I make this hearty soup whenever my family needs a good dose of veggies.
—JODY SAULNIER NORTH WOODSTOCK, NH
PREP: 20 MIN. • COOK: 30 MIN. • MAKES: 8 SERVINGS
2 tablespoons olive oil
2 medium onions, chopped
1 pound red potatoes (about 3 medium), cubed
2 large carrots, sliced
2 cups water
1 can (14 1/2 ounces) diced tomatoes in sauce
1 1/2 cups vegetable broth
1 1/2 teaspoons garlic powder
1 teaspoon dried basil
1/2 teaspoon salt
1/2 teaspoon paprika
1/4 teaspoon dill weed
1/4 teaspoon pepper
1 medium yellow summer squash, halved and sliced
1 medium zucchini, halved and sliced
1. In a large saucepan, heat oil over medium heat.

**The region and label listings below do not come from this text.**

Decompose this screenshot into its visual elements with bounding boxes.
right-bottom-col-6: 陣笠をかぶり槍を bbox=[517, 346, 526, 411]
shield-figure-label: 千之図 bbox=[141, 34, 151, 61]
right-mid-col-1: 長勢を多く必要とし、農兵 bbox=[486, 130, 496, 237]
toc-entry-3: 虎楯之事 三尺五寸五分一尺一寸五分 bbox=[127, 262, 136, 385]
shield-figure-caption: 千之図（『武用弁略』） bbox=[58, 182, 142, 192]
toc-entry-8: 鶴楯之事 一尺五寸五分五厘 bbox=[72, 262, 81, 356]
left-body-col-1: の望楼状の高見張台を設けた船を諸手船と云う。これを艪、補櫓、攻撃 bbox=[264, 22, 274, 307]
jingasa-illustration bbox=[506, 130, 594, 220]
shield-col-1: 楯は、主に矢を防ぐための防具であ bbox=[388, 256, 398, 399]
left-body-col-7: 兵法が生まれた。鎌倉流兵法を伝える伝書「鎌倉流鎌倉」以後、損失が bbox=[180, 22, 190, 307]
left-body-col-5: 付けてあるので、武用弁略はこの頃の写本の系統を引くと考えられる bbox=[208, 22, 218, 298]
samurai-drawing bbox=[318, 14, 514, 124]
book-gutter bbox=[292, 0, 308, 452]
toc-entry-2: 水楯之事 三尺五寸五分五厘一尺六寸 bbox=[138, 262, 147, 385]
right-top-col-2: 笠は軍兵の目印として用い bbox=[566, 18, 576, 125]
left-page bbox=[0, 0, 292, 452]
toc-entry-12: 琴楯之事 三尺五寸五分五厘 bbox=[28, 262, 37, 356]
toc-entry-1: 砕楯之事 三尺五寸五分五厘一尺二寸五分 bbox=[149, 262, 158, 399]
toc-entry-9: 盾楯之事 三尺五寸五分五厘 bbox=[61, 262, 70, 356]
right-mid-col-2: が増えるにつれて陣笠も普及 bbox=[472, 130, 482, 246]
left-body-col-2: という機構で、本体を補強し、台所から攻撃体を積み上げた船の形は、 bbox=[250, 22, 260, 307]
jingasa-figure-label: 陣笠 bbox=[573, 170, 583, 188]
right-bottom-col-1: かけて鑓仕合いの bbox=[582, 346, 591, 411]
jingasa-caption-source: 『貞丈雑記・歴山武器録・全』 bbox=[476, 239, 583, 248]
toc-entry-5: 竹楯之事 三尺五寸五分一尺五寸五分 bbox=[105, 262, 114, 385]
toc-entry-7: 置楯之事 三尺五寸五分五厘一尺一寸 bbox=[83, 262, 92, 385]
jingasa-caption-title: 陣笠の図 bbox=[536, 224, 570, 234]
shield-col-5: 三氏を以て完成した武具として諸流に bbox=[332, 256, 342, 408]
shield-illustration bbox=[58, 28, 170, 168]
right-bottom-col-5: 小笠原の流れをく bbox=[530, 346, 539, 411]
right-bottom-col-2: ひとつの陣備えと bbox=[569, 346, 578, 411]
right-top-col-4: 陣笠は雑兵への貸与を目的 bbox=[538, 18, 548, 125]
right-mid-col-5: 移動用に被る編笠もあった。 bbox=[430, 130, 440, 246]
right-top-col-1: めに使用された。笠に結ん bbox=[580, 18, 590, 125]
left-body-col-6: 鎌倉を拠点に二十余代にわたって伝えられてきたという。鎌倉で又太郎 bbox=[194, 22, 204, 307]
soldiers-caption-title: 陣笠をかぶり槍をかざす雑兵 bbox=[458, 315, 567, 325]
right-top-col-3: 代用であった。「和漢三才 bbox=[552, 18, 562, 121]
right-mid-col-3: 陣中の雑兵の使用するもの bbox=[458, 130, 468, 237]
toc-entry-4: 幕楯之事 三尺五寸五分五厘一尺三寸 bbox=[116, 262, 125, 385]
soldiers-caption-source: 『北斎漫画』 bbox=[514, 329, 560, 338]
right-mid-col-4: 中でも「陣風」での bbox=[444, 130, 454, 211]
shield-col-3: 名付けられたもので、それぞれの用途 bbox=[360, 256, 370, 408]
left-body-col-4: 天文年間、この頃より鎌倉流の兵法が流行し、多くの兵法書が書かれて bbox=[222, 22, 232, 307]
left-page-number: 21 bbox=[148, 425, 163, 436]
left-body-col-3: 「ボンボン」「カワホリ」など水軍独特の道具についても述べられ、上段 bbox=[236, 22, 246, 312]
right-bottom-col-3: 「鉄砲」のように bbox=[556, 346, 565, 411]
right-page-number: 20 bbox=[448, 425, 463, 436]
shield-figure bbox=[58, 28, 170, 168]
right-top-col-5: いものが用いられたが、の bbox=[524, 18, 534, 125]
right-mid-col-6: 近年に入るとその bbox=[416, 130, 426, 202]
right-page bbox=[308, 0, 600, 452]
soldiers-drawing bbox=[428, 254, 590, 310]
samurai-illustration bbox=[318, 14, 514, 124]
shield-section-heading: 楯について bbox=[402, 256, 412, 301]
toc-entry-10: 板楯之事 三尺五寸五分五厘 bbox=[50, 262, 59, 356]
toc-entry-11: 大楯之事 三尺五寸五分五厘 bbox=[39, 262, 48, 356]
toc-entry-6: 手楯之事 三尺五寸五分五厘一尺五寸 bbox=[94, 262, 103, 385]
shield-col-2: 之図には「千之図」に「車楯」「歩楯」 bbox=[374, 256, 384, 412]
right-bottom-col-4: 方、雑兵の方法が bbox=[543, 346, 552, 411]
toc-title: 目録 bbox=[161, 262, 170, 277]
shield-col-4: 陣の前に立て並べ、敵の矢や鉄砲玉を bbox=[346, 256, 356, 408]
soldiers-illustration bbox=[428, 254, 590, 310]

Add onions; cook and stir for 4-6 minutes or until tender. Add potatoes and carrots. Stir in the water, tomatoes, broth and seasonings. Bring to a boil. Reduce heat; simmer, uncovered, 12-15 minutes or until potatoes and carrots are tender.
2. Add sliced yellow squash and zucchini; cook 8-10 minutes longer or until tender.
Per 1 cup: 115 cal., 4g fat (1g sat. fat), 0 chol., 525mg sod., 19g carb. (6g sugars, 3g fiber), 2g pro.
Diabetic Exchanges: 1 vegetable, 1 fat, 1/2 starch.